Beatitudine

“Uomo, se vuoi esser saggio e vuoi conoscere Dio e te, devi prima bruciare la brama mondana in te”.
Con queste parole di Angelus Silesius (nome che nel 1653 Johannes Scheffler scelse dopo essersi convertito al cattolicesimo dal luteranesimo) Francesco Roat, saggista e critico letterario trentino conclude il suo ultimo saggio dal titolo “Beatitudine” (editrice L’Ancora) appena pubblicato.
Roat ha ripercorso le tappe del mistico Silesius verso la stesura di un’opera “Il pellegrino cherubico” universalmente riconosciuta come sintesi del misticismo cristiano. Johannes Scheffler è oggi un “assai poco celebre mistico, poeta, filosofo e medico tedesco del XVII secolo”, scrive Roat. Il suo merito: tradurre in poesia la mistica cristiana, poco intellegibile ai profani di teologia e religione. Meister Eckhardt, il più famoso domenicano, portò la tradizione della mistica cristiana nella filosofia medievale.
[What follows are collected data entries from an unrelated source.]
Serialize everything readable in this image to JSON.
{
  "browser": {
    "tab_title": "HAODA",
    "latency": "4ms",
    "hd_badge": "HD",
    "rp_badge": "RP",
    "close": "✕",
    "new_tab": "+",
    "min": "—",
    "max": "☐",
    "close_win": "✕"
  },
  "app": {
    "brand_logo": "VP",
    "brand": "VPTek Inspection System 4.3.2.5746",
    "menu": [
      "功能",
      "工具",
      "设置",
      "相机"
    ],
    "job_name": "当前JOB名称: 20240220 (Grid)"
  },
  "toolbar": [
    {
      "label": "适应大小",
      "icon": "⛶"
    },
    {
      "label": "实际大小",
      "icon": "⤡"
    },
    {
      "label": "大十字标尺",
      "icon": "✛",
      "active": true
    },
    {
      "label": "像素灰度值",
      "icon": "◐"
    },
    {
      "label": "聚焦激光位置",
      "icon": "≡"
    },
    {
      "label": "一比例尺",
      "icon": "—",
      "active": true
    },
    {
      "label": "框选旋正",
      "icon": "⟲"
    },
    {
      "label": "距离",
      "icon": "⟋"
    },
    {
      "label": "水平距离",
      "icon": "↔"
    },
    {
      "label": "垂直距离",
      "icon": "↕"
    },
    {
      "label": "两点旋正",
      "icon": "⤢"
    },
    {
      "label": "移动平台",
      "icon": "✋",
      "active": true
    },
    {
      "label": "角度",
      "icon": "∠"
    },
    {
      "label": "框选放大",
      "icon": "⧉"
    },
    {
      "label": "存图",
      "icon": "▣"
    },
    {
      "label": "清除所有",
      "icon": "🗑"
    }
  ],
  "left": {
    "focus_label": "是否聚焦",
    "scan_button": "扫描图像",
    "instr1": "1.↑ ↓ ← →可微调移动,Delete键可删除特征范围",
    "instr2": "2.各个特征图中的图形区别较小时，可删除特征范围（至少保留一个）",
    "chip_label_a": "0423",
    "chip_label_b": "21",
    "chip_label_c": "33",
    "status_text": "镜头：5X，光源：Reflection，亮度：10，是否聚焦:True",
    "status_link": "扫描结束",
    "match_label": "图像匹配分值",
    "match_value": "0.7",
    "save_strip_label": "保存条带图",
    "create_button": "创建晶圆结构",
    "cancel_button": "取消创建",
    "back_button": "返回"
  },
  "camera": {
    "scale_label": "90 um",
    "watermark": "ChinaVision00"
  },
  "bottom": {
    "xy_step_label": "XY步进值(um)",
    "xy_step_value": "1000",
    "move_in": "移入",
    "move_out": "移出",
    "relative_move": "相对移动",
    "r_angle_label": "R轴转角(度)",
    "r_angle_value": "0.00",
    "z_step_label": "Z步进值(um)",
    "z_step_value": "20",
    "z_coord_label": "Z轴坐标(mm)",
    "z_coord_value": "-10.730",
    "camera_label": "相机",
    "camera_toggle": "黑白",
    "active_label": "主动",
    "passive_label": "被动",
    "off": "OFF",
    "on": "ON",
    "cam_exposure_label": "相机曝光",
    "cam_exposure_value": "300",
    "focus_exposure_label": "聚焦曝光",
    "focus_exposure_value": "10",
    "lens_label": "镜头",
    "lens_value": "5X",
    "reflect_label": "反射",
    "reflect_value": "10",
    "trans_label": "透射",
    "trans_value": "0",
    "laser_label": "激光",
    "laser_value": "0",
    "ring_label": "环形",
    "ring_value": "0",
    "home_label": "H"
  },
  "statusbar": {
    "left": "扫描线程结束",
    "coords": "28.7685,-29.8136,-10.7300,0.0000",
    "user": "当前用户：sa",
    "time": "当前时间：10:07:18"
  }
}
Nel ‘600, secolo di Cartesio e delle “matematiche verità” Angelus Silesius fu una voce controcorrente, riproponendo quella dimensione mistica in cui Dio non solo non può essere conosciuto in maniera razionale, ma risulta sconveniente quasi pronunciare quel nome composto di tre lettere. Di lui si può dire solo “ciò che non è”, una teologia negativa, in cui, oltre il nulla, si trova, con infinita umiltà, Dio. Nel suo saggio anche Roat va controcorrente e ci permette l’ascolto di una “visione del mondo”, quella mistica
che appare quasi totalmente dispersa nella nostra epoca. Mette in luce “l’uomo spirituale” d’altri tempi, l’angelico Silesius, per parlarci di oggi e di, (come scrive Marcello Farina nella prefazione al saggio) “una vista spirituale che è soprattutto”esperienza”, non dottrina. Ricerca di “pienezza”, non selezione di parte. “Interiorità abbracciante”, non esteriorità che separa.